All life abounds with illustrations showing that manner is as potent an element of success as matter, form as substance. It is said that Dryden used to speak his plays so coldly as utterly to emasculate them; while Nat. Lee delivered very poor dramas with such force and taste that a performer threw down his part, in despair of acting up to the recital of the author. That famous angler and devout man, Izaak Walton, who, being a brother-in-law of Bishop Ken, knew inti

mately many of the most successful clergymen of the seventeenth century, seems to have understood the secret of fishing for men better than many of the professors in our theological seminaries. In "The Complete Angler" he tells of a certain youthful sprig of divinity, who, going "to procure the approbation of a parish," and wishing to make his success certain, borrowed of a fellow student a sermon which the latter had preached with great éclat. After a few days the borrower came back very much crestfallen, and complained that the sermon, which he had delivered word for word, was a failure. "I lent you, indeed, my fiddle," was the reply, "but not my fiddlestick." From this, honest Izaak very sensibly concludes that "the ill pronunciation or ill accenting of words in a sermon spoils it."

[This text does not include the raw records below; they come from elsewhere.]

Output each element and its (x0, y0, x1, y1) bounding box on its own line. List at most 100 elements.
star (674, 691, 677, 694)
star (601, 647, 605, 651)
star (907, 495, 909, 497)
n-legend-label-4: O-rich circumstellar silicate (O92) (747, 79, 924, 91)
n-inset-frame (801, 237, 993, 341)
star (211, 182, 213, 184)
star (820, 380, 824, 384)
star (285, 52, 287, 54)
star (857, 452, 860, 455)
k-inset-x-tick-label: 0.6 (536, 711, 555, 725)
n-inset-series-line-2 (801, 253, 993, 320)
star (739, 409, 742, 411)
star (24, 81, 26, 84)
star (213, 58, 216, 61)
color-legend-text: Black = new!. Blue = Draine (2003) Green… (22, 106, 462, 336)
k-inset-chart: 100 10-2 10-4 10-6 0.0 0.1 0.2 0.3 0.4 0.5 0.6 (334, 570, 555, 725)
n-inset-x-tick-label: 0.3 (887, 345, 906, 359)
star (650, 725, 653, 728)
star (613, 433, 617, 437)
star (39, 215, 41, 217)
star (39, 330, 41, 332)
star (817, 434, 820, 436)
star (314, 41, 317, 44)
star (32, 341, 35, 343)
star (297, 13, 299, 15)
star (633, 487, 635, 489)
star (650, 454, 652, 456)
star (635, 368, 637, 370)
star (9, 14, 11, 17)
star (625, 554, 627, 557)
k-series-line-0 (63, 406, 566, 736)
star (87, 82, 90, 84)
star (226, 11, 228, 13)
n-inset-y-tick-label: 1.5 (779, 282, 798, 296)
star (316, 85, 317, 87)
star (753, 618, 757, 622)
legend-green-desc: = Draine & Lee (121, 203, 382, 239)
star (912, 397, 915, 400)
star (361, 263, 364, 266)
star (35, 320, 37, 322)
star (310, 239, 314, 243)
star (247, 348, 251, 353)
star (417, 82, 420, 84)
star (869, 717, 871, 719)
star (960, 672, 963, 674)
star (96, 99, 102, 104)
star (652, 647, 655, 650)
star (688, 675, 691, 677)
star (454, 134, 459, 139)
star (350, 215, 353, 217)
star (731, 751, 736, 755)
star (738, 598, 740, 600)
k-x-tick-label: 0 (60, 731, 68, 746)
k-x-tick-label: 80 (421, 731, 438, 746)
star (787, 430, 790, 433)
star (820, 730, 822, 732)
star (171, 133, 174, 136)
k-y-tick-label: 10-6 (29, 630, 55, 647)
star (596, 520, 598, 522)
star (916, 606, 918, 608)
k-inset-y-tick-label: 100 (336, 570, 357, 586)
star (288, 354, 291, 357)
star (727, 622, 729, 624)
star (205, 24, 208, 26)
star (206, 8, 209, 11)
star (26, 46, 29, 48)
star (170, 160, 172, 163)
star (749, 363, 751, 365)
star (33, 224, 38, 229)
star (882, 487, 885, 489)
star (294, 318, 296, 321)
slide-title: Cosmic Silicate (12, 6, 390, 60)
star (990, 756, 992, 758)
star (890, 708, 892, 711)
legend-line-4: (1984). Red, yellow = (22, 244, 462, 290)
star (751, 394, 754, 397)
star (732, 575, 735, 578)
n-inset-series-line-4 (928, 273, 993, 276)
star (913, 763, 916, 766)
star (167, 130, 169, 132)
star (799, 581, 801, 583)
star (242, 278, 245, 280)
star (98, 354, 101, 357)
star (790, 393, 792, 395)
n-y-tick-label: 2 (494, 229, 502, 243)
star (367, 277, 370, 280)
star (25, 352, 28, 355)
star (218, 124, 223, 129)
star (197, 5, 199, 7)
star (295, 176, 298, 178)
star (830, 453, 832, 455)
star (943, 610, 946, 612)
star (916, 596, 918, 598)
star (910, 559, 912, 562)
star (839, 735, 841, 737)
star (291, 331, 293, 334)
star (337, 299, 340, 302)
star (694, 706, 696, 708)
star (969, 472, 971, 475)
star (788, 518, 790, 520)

The truth is, there never was a great preacher who was not also a great orator; and there was never a great orator who did not pay immense attention to the science of expressing by tongue and gesture the burning thoughts within him. Some of the most extraordinary effects of oratory have been produced by passages which, when we read them in our closets, seem tame and commonplace. The Country Parson justly remarks that we can see nothing remarkable in those quotations from Chalmers which are recorded as having so overwhelmingly oppressed those who heard them. It was his manner, not his matter, that electrified his hearers. The elder Booth, being once asked to repeat the Lord's Prayer, did it with such power and pathos that every heart in the room was hushed, and every eye was wet; and the gentleman who made the request said: "I have heard the words a thousand times, but I never heard the Lord's Prayer before."